Traditionally Australia has looked to the north for export markets and has given very little consideration to looking eastward. The development of the economies of South America means there is great scope for Australia and South America to expand their trade and investment partnership.
The first focus on South America as a region of considerable potential for Australia came with a report to the Federal Parliament by the Senate Standing Committee on Foreign Affairs, Defence and Trade in 1992. In the intervening eight years, while Australia's trade and investment relationship has grown with South America, it has not been a high priority.
The Hon Tim Fischer, MP, in his capacity as Minister for Trade, profiled the importance of South America and the business opportunities available there for Australian exporters. In his reference to the Joint Committee he noted the success of Australian exporters and their contribution to Australia's strong economic performance, and was particularly interested in the opportunities that South America represents for Australian exporters in the longer term.

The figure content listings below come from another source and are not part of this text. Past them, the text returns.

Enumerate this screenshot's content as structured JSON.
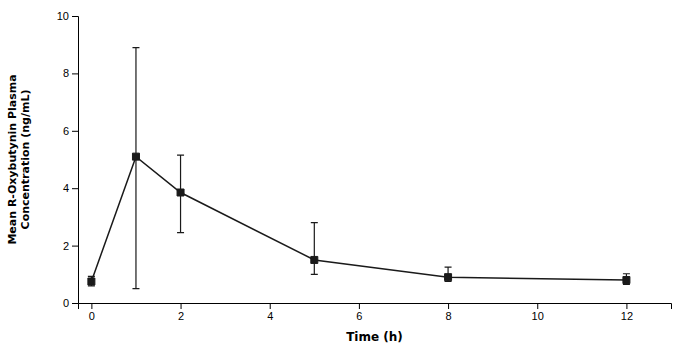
{
  "chart_data": {
    "type": "line",
    "xlabel": "Time (h)",
    "ylabel": "Mean R-Oxybutynin Plasma\nConcentration (ng/mL)",
    "x": [
      0,
      1,
      2,
      5,
      8,
      12
    ],
    "values": [
      0.75,
      5.1,
      3.85,
      1.5,
      0.9,
      0.8
    ],
    "error_upper": [
      0.18,
      3.8,
      1.3,
      1.3,
      0.35,
      0.22
    ],
    "error_lower": [
      0.15,
      4.6,
      1.4,
      0.5,
      0.15,
      0.15
    ],
    "xlim": [
      -0.3,
      13
    ],
    "ylim": [
      0,
      10
    ],
    "xticks": [
      0,
      2,
      4,
      6,
      8,
      10,
      12
    ],
    "yticks": [
      0,
      2,
      4,
      6,
      8,
      10
    ],
    "color": "#1a1a1a",
    "marker": "square",
    "grid": false
  }
}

In the first Trade Outcomes and Objectives Statement, tabled in 1997 (TOOS'97), the Government identified Chile and the Mercosur1 countries as important emerging markets for Australia. This importance continues today in spite of some difficult world economic conditions such as the Asian and Russian economic crises in 1997-1998 and Brazil's financial difficulties in 19981999.
Peru has been identified, in TOOS 2000, as another emerging South American market that has considerable potential for Australian exporters in the medium term.
The development of direct air links between South America and Australia in November 1998 has provided both the means and the catalyst for developing and improving the business linkages.
Time is of the essence. Eight years have passed since the bell was rung in relation to South America, and Australia's competitors, including New Zealand, are well and truly in the market making money. There is little time left for Australian business to gain valuable market access.
The Committee calls on Australian business to look at this dynamic and developing market and on the Government to increase its commitment to work with business to best position Australia to take full advantage of the opportunities in the region.
Hon G D Prosser, MP
Chairman, Trade Sub-Committee
1. Common Market of the Southern Cone comprising Argentina, Brazil, Paraguay and Uruguay. Bolivia and Chile are associate members.